PWCW: I think westerners very often want to know about the range of discussion among the Palestinians about their leadership and about their situation. There is a section in the book I think where Palestinians themselves are being critical of the strategies of their leadership and of Hamas. Is that kind of dialogue typical?
JS: Yes very typical. If you get to know people well enough of course they talk about it. I mean all agree that they’re oppressed by the Israeli government. You find people who are gleeful at a suicide bombing and you find people who just shake their heads and think, well you know this is not only the killing of innocent people but it has sort of no purpose at all and it doesn’t even advance the national goal at all. In fact it probably hinders it. They’re very critical of their own leadership. I wanted to show this is not some monolithic group of people we’re talking about. There are a lot of things going on and that’s something I wanted to present.
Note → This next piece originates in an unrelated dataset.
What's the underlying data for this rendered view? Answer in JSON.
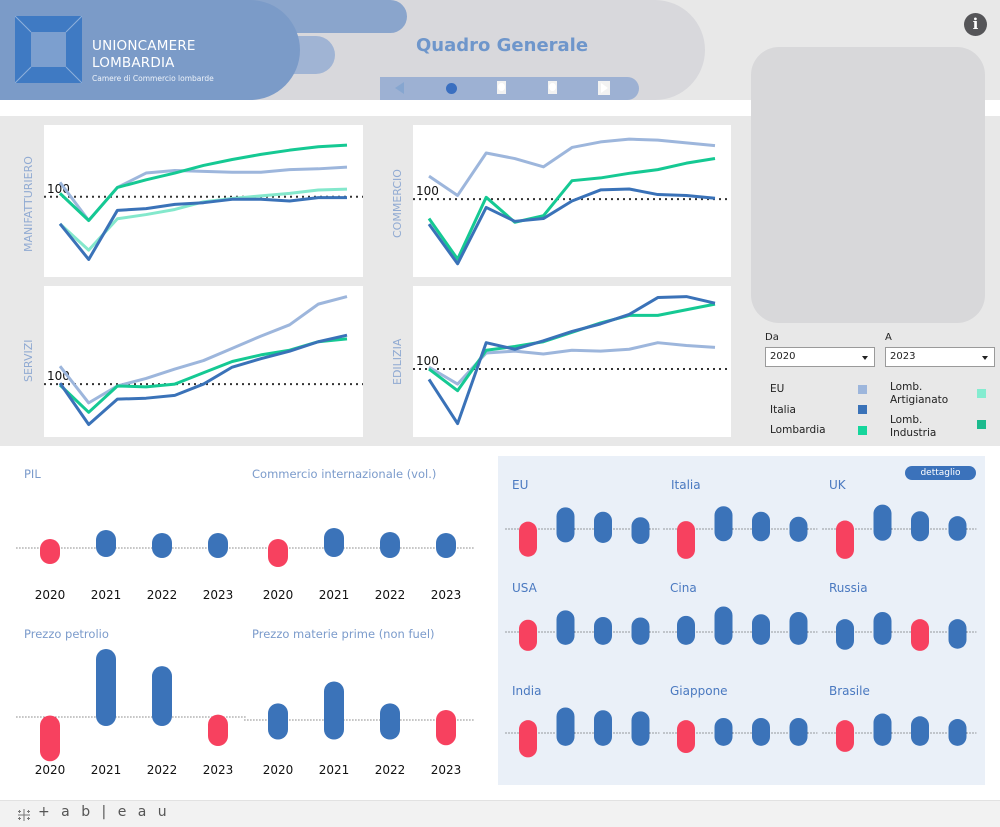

PWCW: Now that this book is done and out what are working on now or is it too soon to be tossing that question at you?
JS: No, no. I’m working on a of couple things at the moment. On my desk are illustrations of Camden, New Jersey, for a Harpers magazine article written by Chris Hedges. The other thing I’m working on is a story for a comic for the Virginia Quarterly Review. It’s quite a long story about African migrants trying to get to Europe. They’re crossing the Sahara and then getting on these boats and trying to make it to [Europe] and a lot end up in Malta, where I’m from. So I wanted to see how the Maltese are dealing with it and what’s going on with the migrants there and what the migrants think of how the Maltese are reacting to them. I’m half way through with that and I think that will be split between two issues since it’s a 48 page story.
PWCW: What’s your reaction to the state of comics journalism these days; that is using comics as a tool of journalism and in this case history?
JS: I think comics have a sort of a history of doing history relatively well. I’d like to see more of it and I know that there are some people like Josh Neufeld who did a book about Katrina [and New Orleans] and I know there are a number of European cartoonists who have been doing journalism in comics form. The medium is still very fresh and it’s still sort of a new car and there are many ways you can drive the new car. You can’t look at comics and say everything has been done in comics. I think we’re still in the medium’s infancy. Some great work is being done but clearly there’s a lot of fresh ground to trample.